The skill inspects document structure, content types, and information density, then recommends a chunking strategy and parameters (size, overlap, separators, similarity thresholds). It supports fixed-size, recursive character, structure-aware, semantic, and advanced methods like late chunking and contextual retrieval.

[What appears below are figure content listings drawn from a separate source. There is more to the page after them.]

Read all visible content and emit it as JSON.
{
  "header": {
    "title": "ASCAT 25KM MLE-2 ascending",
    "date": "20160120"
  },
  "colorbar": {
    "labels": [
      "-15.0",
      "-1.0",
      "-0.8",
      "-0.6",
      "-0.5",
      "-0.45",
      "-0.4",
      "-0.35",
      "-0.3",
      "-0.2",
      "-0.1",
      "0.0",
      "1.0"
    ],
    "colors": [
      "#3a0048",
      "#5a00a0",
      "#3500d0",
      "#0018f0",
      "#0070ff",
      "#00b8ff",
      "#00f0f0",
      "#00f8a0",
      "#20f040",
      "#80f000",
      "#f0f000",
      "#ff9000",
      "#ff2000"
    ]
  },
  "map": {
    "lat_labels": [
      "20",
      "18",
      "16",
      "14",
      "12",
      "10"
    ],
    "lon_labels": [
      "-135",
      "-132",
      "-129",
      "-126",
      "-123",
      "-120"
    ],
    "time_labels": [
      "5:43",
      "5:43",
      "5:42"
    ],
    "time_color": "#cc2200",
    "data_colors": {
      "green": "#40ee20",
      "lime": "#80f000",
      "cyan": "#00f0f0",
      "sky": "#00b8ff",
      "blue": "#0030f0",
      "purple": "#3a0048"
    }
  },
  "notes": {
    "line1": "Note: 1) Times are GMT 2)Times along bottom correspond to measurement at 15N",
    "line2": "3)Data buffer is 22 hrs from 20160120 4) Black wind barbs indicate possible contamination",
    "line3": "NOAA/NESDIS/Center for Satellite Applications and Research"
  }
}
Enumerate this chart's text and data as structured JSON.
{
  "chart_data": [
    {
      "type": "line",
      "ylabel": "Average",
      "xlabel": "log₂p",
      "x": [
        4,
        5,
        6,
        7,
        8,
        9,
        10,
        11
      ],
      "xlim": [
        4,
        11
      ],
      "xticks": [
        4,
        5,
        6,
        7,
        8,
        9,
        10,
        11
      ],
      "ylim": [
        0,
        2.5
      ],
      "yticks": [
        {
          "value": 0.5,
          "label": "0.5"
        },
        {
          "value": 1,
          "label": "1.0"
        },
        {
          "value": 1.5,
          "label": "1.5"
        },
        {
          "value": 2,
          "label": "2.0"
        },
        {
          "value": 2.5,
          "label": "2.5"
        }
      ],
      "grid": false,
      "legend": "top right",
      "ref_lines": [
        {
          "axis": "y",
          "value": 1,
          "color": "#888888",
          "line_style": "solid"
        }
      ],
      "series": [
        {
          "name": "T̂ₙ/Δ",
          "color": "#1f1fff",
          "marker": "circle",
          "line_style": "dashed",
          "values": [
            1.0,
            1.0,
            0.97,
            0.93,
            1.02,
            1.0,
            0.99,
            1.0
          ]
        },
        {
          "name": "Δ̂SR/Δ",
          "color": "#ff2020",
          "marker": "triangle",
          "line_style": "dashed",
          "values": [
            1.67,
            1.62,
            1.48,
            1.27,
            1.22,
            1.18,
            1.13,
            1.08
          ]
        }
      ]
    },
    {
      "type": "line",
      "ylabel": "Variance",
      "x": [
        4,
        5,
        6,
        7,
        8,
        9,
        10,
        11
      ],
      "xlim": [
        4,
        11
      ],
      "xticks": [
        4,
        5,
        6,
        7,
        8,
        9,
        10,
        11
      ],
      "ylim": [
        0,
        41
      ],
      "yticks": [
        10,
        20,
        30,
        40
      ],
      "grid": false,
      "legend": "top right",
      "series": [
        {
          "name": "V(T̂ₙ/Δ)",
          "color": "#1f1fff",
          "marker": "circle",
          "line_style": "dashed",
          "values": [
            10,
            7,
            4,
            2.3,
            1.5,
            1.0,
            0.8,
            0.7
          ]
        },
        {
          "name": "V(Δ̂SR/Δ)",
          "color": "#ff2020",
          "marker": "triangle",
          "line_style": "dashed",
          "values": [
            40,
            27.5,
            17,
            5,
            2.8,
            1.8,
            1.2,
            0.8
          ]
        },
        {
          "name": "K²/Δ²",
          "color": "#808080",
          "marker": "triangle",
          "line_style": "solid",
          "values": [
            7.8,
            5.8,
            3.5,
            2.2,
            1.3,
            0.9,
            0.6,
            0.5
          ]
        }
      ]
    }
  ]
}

It also provides validation, evaluation metrics, and iteration guidance to optimize retrieval precision, recall, and end-to-end RAG accuracy.

When to use it

Building a RAG system that uses embeddings and vector search
Processing large documents (PDFs, codebases, manuals) for indexing
Optimizing low retrieval precision or high latency in existing pipelines
Handling multi-modal content (tables, images, code) requiring special handling
Tuning chunk size and overlap to match an embedding model’s context window

Best practices

Start simple: fixed-size chunks (e.g., 512 tokens) with 10–20% overlap and iterate
Preserve semantic units where possible (sections, functions, table blocks)
Use recursive splitting for hierarchical documents (paragraph → sentence → word)
Apply embedding-based boundary detection for thematic shifts with a clear similarity threshold
Measure retrieval precision/recall and monitor latency and resource usage continuously

Example use cases

Factoid QA: smaller chunks (256 tokens) with higher precision for short answer retrieval
Analytical summarization: larger chunks (512–1024 tokens) to preserve discourse for synthesis
Code search: structure-aware splitting that extracts functions and classes as chunks
Domain-specific docs: semantic chunking to capture topic boundaries across long manuals
Late chunking for long-context embedding models to reduce storage and speed up search

FAQ

How do I choose chunk size and overlap?

Base chunk size on the embedding model context window and typical query length; use 10–20% overlap to preserve boundary context, reduce chunk size for factoid queries and increase for analytical tasks.

When should I use semantic chunking instead of fixed-size?

Use semantic chunking when documents contain thematic shifts or mixed content where fixed boundaries break coherence; expect higher compute cost but improved retrieval relevance.